Mwenso and the Shakes (USA): Harlem 100
Mwenso and the Shakes (USA): Harlem 100
Event Attributes
Mwenso and the Shakes: Harlem 100
Decades after the Civil War had ended, the supposed Reconstruction gave ground to a tide of segregationist policies and politics in the South. As a result, The Great Migration began to turn Northern cities into hubs for rising black culture. Chief among them, of course, was New York City, where the Harlem Renaissance ushered in new waves of powerful black thought, literature, fashion and music. Jazz evolved quickly in this fertile artistic environment, which saw the stride piano of Fats Waller and James P. Johnson, and the bold voicings of Ethel Waters and Billie Holiday—all becoming key catalysts for the United States’ most original music. A century later, the Harlem Renaissance remains a key period of progress in the United States’ slow push for equality—and in the advance of its arts.

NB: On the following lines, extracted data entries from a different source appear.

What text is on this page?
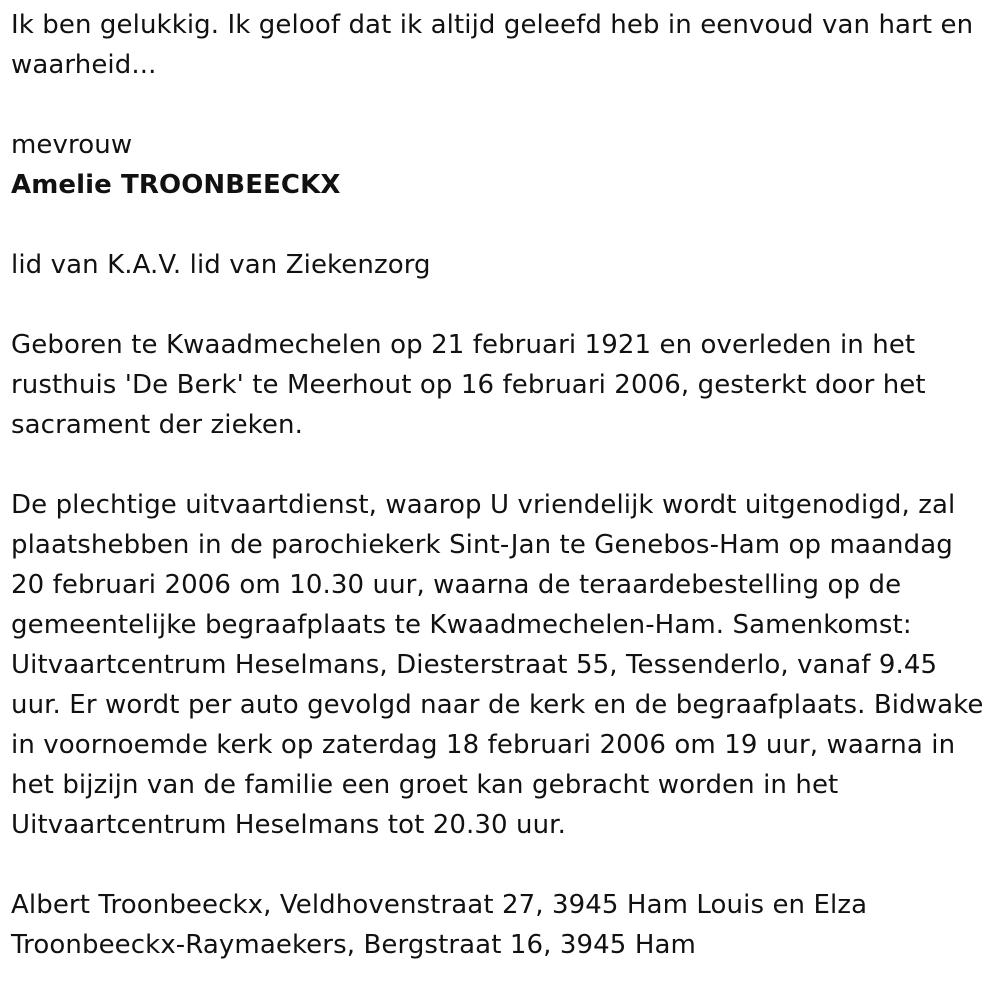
Ik ben gelukkig. Ik geloof dat ik altijd geleefd heb in eenvoud van hart en waarheid...

mevrouw

Amelie TROONBEECKX

lid van K.A.V. lid van Ziekenzorg

Geboren te Kwaadmechelen op 21 februari 1921 en overleden in het rusthuis 'De Berk' te Meerhout op 16 februari 2006, gesterkt door het sacrament der zieken.

De plechtige uitvaartdienst, waarop U vriendelijk wordt uitgenodigd, zal plaatshebben in de parochiekerk Sint-Jan te Genebos-Ham op maandag 20 februari 2006 om 10.30 uur, waarna de teraardebestelling op de gemeentelijke begraafplaats te Kwaadmechelen-Ham. Samenkomst: Uitvaartcentrum Heselmans, Diesterstraat 55, Tessenderlo, vanaf 9.45 uur. Er wordt per auto gevolgd naar de kerk en de begraafplaats. Bidwake in voornoemde kerk op zaterdag 18 februari 2006 om 19 uur, waarna in het bijzijn van de familie een groet kan gebracht worden in het Uitvaartcentrum Heselmans tot 20.30 uur.

Albert Troonbeeckx, Veldhovenstraat 27, 3945 Ham Louis en Elza Troonbeeckx-Raymaekers, Bergstraat 16, 3945 Ham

With Harlem 100, a collaboration with Harlem’s National Jazz Museum, undeniable showman Michael Mwenso leads his band, the Shakes, through an ecstatic multimedia celebration of that legacy. A refugee of Sierra Leone’s civil war, a teenaged Mwenso caught the attention of James Brown and became a regular guest at his London appearances before he relocated to New York to curate late sets at Dizzy’s Club Coca-Cola at the request of another famous fan, Wynton Marsalis. Those concerts ultimately led to the Shakes, a highly adaptable and endlessly energetic outfit that plays with the zeal of perennial discovery. At The Clarice, they revisit the sights and sounds of the Harlem Renaissance, bringing the songs of Waller, Ellington, Holiday and the like back to life, showing that the force and fun of these standards remain.